What are the lessons learned from the current situation ?

Current compliance activities have immense value for businesses because they :

* clarify operations by forcing inventories

* pinpoint vulnerabilities through assessment of critical functions

* institute definitive problem-solving codes and safety nets

* get businesses thinking about risk

* force businesses to think about how they actually function

* point out weaknesses in current business practices

The Y2K problem may foster a new ethical direction for society by :

* providing a convincing demonstration of how transparency and the open exchange of information can make business work better

* unifying disparate and isolated organisations or departments behind a common goal

* forcing international co-operation, such as the US and Russian defence "shared early warning centre" to preclude any Y2K glitches in their respective nuclear networks, and Telstra's international taskforce, whose mission it is to co-ordinate inter-carrier service continuity testing.

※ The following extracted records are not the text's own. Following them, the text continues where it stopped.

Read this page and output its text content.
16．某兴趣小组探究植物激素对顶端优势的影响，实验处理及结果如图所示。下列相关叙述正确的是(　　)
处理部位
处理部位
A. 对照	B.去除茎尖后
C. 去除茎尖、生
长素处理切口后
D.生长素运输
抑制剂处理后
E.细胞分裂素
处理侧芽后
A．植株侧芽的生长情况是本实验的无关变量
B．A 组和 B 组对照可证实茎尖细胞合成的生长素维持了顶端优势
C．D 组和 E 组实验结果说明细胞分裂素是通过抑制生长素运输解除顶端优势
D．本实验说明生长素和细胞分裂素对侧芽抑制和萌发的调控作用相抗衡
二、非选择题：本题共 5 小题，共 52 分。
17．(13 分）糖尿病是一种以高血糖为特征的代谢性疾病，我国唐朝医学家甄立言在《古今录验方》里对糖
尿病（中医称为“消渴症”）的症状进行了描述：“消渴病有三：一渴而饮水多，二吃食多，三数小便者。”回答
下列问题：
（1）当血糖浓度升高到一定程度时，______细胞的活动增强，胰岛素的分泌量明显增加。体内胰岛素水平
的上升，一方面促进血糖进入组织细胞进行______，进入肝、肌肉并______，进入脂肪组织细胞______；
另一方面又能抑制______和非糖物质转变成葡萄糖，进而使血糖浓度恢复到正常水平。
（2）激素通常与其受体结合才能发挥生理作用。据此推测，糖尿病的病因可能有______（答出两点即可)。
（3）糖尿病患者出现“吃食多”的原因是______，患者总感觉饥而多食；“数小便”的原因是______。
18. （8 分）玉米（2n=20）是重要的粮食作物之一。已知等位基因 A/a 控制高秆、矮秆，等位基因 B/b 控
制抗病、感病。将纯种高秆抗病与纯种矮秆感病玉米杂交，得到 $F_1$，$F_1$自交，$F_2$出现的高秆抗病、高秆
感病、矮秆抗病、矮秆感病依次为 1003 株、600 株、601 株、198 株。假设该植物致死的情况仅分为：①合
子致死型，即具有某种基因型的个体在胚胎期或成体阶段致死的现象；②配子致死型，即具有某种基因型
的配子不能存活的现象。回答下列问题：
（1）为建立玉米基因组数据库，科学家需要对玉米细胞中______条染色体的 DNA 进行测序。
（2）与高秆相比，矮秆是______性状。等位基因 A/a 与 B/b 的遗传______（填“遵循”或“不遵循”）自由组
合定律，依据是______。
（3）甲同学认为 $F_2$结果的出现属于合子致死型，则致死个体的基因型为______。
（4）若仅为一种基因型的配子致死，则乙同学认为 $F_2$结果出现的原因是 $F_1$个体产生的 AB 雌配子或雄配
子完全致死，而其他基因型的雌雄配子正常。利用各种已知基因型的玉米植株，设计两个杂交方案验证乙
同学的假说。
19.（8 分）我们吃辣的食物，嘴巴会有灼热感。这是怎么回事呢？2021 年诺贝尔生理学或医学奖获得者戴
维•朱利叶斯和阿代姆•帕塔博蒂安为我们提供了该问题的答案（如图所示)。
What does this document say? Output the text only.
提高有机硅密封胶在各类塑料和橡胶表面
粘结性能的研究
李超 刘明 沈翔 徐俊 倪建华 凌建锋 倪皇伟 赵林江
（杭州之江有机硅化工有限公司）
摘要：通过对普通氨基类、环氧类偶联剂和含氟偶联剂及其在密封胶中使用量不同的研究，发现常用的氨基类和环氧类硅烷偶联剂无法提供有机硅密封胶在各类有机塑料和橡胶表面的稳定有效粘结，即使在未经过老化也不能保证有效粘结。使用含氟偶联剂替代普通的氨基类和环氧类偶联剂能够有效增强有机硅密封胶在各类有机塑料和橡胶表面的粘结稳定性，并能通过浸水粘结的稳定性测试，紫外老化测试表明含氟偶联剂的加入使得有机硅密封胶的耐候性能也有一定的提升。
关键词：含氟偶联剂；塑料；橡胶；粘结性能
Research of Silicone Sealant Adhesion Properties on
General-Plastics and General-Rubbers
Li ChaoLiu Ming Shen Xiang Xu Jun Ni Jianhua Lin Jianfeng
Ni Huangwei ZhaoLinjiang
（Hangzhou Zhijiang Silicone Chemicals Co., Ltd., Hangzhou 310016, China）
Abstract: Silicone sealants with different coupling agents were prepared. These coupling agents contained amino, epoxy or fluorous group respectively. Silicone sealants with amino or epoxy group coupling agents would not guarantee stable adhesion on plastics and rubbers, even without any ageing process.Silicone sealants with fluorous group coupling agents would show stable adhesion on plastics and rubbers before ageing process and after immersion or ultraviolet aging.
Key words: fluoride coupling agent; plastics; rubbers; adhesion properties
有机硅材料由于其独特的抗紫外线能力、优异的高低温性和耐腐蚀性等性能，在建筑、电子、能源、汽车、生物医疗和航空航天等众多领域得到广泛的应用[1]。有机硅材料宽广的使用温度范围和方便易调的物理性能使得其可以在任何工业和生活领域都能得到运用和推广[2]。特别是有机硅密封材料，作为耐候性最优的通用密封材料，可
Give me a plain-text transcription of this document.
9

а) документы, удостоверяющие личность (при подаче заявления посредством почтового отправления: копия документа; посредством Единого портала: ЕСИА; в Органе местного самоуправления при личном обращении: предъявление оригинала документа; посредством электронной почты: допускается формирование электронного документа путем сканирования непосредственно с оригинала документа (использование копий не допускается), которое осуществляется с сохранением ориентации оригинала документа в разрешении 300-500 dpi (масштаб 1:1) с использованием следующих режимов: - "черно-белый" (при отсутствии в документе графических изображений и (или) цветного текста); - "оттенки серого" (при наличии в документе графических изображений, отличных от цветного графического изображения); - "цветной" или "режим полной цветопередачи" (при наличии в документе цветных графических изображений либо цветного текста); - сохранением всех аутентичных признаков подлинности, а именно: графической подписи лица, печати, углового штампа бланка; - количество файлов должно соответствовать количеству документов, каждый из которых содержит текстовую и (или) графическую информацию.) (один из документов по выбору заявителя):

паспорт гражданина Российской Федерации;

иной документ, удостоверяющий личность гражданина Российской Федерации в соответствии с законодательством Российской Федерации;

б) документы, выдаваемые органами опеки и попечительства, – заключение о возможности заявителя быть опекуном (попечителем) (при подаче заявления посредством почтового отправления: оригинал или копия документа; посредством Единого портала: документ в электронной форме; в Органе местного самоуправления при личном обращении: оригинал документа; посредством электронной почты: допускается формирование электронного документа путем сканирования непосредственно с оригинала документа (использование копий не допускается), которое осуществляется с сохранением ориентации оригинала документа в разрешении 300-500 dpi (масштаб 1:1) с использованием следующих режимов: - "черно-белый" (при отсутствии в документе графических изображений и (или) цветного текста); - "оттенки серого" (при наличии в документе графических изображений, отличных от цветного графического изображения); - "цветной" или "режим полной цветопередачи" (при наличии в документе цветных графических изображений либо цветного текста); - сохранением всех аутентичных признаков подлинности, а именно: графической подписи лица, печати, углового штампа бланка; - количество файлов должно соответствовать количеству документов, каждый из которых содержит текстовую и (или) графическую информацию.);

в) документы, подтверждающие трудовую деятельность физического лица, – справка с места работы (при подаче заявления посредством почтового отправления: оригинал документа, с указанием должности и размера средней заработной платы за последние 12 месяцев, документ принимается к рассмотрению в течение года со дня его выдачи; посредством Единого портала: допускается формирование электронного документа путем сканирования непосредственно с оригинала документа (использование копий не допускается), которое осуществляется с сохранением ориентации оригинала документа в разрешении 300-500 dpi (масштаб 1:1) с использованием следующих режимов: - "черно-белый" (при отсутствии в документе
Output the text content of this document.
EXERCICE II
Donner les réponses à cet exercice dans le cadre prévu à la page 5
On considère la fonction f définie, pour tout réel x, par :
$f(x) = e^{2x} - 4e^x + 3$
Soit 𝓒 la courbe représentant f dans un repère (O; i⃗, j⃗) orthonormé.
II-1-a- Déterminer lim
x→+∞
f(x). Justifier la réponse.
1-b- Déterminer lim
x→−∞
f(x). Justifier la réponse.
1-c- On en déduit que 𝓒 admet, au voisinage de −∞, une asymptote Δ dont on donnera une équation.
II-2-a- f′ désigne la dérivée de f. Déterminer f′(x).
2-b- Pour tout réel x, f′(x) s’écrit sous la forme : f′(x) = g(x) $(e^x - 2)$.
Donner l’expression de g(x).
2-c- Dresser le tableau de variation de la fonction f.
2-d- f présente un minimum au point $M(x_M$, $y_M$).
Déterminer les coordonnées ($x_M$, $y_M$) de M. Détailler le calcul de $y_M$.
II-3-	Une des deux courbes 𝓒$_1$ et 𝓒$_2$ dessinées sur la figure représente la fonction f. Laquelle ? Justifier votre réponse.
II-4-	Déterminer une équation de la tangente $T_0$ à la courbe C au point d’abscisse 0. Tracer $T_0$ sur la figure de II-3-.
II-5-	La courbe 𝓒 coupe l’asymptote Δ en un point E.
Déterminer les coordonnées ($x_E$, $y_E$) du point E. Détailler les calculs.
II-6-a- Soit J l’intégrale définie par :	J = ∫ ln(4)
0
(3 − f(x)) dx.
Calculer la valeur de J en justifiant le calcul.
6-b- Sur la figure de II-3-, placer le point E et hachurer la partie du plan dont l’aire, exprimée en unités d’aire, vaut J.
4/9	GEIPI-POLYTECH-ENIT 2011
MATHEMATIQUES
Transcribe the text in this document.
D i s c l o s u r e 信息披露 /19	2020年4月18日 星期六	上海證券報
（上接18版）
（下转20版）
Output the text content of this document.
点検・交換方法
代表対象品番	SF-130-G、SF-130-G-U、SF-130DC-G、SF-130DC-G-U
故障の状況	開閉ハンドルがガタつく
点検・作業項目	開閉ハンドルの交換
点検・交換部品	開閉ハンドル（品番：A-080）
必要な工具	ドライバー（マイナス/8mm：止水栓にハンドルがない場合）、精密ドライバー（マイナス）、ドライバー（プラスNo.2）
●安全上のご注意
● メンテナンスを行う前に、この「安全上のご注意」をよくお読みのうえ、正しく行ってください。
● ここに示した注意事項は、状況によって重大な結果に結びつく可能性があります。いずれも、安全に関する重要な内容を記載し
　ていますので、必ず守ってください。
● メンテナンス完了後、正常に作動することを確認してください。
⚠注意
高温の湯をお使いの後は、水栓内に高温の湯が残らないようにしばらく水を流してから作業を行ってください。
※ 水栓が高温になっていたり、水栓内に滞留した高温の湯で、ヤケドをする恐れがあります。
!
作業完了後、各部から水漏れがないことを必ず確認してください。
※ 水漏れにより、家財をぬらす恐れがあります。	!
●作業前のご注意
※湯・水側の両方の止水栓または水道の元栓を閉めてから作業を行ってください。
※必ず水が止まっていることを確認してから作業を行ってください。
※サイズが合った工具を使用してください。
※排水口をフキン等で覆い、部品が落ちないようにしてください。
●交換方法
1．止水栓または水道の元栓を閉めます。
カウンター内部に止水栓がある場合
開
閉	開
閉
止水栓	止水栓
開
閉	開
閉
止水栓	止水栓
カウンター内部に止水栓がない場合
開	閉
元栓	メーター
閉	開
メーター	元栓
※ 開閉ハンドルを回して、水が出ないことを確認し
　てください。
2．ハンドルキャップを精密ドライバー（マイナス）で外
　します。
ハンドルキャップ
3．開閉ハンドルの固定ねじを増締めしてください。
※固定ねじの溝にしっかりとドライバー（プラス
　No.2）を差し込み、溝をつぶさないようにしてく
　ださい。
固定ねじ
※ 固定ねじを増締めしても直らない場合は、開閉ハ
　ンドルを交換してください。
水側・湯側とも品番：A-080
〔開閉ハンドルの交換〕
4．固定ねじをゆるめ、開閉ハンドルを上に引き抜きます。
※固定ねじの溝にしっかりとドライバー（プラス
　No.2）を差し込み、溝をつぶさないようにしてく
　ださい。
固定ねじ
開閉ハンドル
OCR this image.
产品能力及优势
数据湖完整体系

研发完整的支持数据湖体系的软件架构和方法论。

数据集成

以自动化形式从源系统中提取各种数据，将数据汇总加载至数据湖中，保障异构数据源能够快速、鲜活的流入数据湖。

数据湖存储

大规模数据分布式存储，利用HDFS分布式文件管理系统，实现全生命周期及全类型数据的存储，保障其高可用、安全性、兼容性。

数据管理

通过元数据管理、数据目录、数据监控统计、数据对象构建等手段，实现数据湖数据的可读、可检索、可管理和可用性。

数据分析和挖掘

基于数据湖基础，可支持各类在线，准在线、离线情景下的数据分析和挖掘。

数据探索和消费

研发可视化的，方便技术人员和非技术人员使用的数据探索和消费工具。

If we are all still here on 2000 January 02 (or on Tuesday 2000 January 04), then it should be business as usual for most people !

Have a Happy New Year !

Many thanks to reader Ian Galpin, who is the new Editor for the ISO 8601 Standard section of the Open Directory Project (ODP) located at: http://dmoz.org/Science/Reference/Standards/Individual_Standards/ISO_8601/, and who contributed many important suggestions, additions and corrections.

IMPORTANT DISCLAIMER

This material is a guide to help to identify Y2K and related issues, but is not expected to be complete or authoritative. The author makes no express or implied warranties that this material will help its audience to identify or fix Y2K problems. The information contained here is accurate to the best of the author's knowledge. The author cannot and does not accept liability for any loss (including any financial loss) arising out of actions based on this information. The author is not a Y2K consultant, and is not able to assist with specific Y2K problems.